Yeni Şafak
Türkiye'nin, Ukrayna-Rusya Savaşı'nda gösterdiği diplomatik çaba ve yeniden ortaya çıkan jeopolitik gücü, uluslararası basında geniş yer bulmaya devam ediyor.
Son olarak Atlantic Council'in kıdemli yazarlarından Arnold C. Dupuy, "ABD, Karadeniz'e yeniden girmek istiyorsa Türkiye'ye bakmalı/başvurmalı" başlıklı analizinde; ABD'nin çıkarlarından ve bölgedeki aktörlerden bahsetti.

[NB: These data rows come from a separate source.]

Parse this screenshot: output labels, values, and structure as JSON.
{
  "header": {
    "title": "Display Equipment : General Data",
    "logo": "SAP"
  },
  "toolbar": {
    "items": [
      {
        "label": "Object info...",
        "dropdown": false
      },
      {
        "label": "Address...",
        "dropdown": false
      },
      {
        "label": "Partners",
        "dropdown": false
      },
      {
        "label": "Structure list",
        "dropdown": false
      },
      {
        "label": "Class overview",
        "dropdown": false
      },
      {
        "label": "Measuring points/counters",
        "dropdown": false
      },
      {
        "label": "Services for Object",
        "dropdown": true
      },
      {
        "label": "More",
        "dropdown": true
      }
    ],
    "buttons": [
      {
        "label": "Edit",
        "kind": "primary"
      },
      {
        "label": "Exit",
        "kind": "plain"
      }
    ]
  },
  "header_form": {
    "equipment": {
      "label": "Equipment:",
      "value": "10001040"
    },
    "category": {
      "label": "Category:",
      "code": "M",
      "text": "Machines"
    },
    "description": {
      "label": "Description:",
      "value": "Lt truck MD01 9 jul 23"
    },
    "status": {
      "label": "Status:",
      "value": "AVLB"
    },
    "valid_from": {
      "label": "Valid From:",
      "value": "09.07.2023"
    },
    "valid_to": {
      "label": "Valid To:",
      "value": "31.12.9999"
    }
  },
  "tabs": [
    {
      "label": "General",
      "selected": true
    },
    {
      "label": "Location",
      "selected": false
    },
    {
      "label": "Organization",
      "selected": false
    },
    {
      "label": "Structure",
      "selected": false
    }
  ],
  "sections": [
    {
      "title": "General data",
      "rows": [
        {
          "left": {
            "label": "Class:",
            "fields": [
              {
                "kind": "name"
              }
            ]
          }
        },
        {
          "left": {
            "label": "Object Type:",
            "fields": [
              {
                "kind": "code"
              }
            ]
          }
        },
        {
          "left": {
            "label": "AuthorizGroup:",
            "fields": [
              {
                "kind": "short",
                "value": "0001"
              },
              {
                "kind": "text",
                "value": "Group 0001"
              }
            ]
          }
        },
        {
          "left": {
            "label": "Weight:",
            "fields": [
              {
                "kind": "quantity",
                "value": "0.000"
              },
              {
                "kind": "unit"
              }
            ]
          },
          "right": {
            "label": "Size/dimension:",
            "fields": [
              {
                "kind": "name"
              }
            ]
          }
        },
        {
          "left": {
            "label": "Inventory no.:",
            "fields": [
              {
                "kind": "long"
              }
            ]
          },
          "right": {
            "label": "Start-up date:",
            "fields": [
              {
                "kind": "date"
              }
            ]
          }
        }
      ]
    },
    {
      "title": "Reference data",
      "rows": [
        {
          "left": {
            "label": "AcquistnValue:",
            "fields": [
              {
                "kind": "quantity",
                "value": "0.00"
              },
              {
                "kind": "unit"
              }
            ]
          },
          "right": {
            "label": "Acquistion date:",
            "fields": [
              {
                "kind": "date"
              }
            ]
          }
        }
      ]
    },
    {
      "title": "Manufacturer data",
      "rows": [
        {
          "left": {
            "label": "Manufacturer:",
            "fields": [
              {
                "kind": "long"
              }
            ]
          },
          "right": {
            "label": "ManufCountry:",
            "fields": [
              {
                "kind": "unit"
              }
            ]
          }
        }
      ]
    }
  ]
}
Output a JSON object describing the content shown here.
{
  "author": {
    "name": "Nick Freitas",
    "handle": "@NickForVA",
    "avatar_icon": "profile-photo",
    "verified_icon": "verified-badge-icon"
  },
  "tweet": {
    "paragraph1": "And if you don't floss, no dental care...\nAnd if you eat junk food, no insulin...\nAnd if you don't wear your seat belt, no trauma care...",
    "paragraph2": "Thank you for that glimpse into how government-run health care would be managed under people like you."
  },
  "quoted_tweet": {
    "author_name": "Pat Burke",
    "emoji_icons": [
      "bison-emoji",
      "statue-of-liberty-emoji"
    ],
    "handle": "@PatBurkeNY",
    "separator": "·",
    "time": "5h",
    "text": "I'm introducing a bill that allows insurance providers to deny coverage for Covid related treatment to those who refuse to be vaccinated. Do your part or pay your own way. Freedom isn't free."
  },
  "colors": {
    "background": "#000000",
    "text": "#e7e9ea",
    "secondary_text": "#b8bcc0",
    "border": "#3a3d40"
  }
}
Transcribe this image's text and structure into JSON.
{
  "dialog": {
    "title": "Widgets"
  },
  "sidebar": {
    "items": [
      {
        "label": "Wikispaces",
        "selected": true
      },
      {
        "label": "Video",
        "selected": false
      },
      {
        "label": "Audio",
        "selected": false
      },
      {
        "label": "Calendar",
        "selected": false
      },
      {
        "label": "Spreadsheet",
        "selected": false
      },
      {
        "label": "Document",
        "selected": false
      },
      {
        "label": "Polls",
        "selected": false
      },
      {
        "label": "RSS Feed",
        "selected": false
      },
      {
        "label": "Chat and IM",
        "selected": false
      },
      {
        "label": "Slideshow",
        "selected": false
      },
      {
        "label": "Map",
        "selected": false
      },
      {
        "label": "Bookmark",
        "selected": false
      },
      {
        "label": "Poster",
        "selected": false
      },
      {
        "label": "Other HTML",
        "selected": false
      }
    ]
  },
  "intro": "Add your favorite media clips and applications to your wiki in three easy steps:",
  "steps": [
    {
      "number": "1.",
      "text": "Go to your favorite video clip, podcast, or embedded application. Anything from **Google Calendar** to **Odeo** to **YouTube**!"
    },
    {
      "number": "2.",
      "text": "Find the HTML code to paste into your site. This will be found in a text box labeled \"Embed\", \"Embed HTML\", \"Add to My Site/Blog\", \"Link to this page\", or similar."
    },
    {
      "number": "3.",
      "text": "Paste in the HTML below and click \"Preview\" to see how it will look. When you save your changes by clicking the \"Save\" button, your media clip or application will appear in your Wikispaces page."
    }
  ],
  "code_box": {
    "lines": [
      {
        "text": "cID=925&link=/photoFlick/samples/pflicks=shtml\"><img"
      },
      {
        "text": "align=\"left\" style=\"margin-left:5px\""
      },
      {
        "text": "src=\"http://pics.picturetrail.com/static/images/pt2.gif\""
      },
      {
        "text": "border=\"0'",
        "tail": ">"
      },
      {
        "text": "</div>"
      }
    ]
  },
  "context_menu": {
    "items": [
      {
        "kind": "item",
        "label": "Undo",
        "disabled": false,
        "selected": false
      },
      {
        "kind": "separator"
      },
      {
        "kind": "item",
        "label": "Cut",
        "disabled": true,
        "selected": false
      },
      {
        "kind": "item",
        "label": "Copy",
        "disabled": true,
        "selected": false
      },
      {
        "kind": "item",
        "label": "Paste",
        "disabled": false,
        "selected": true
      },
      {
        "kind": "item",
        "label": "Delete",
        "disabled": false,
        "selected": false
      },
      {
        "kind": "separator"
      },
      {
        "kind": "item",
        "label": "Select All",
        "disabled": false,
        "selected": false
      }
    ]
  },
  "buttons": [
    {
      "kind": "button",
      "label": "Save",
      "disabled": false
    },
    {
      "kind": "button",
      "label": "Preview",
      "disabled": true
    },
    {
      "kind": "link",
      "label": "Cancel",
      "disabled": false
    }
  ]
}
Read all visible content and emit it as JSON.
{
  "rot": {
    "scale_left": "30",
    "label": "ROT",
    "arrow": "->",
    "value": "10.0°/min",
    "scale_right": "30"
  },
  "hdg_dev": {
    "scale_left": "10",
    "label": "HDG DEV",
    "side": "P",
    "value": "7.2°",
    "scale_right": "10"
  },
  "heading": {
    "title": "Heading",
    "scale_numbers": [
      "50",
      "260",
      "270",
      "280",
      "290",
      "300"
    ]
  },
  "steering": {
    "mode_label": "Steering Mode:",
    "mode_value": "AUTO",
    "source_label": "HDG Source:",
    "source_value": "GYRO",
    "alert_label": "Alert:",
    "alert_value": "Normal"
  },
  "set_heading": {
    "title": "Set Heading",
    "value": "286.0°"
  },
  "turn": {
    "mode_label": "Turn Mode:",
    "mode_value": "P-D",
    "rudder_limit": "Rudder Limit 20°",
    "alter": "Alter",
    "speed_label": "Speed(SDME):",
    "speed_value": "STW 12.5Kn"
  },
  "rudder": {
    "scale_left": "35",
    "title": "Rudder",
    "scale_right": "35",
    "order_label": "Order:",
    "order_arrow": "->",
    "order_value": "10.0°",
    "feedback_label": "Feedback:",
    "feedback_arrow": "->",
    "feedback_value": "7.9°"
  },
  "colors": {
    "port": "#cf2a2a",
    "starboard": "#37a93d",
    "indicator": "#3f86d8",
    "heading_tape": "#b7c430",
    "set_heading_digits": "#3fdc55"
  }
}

Geçmişten günümüze uzun bir değerlendirme yapan ve sözü Türkiye'ye getiren Dupuy, "ABD'nin, Türkiye'nin iş birliğine ihtiyacı var. Bu da Washington'ın Ankara ile ilişkilerini onarmasını gerektirecek. Ukrayna'daki savaş Türkiye'nin jeostratejik önemini pekiştirdi ve Ankara, Rusya'nın bölgedeki gücüne karşı doğal bir denge unsuru olarak yeniden ortaya çıktı. Karadeniz'de yaklaşık yirmi yıldır uzun vadeli bir bölgesel vizyona sahip olmayan ABD, artık bu duruma uyanmalıdır" ifadelerini kullandı:
"...Ancak başarılı bir yeniden dahil olma çabası için ABD'nin, Türkiye'nin zımni iş birliğine ihtiyacı olacak ve bu da Washington'ın Ankara ile ilişkilerini onarmasını gerektirecek. Yıllardır süren bu gerginlikler, Türkiye'nin, ABD'nin DEAŞ'a karşı savaşan YPG militanlarına verdiği destekten ve Rus S-400 hava savunma sisteminin satın alınmasına yönelik silah ambargolarından duyduğu hayal kırıklığından kaynaklanıyor. Ankara'nın bu sistemi satın alması F-35 savaş uçağı programından çıkarılmasına neden olurken, ABD'nin Türkiye'ye F-16 satma ve modernize etme konusundaki isteksizliği gerilimi daha da tırmandırdı. Washington ise, Türkiye'nin bağnaz bir çizgiye kaymasından ve Suriye'de YPG'ye karşı yürüttüğü operasyonlardan endişe duyuyor.
Ortak çıkar alanlarına, özellikle de bölgesel istikrar ve her iki ülkenin bunu sağlamadaki rollerine odaklanmak, ABD-Türkiye yakınlaşması açısından merkezi önem taşıyor. Washington, Karadeniz'e daha geniş çaplı bir şekilde yeniden dahil olmasının Türkiye'nin bölgesel emellerini tamamlayacağını, onlara meydan okumak olarak görülmemesi gerektiğini açıkça ifade etmelidir.
Ukrayna'daki savaş Türkiye'nin jeostratejik önemini pekiştirdi ve Ankara, Rusya'nın bölgedeki gücüne karşı doğal bir denge unsuru olarak yeniden ortaya çıktı. Bu dinamiğin temel taşlarından biri de Türkiye'nin, üyeliğinden fayda sağlayan ve kendi güvenliğini pekiştiren NATO'ya devam eden bağlılığıdır. Gerçekten de NATO'ya sıkı sıkıya bağlı, ABD ile iş birliği içinde çalışan ve dürüst bir arabulucu olarak faaliyet gösteren bir Türkiye, uzun vadeli bölgesel istikrar için hayati önem taşımaktadır. Nihayetinde, her iki taraf da her istediğini elde edemeyeceğini kabul etmeli ve güvence altına alabildikleriyle ilerlemelidir. Rusya, Çin ve İran'ın baskısı altındaki bir Karadeniz bölgesi, Avrupa'nın güneydoğu kanadında daha fazla istikrarsızlığa yol açarak, Washington'ın daha kapsamlı stratejik hedeflerini tehlikeye atabilir. Karadeniz'de yaklaşık yirmi yıldır uzun vadeli bir bölgesel vizyona sahip olmayan ABD, artık bu duruma uyanmalıdır."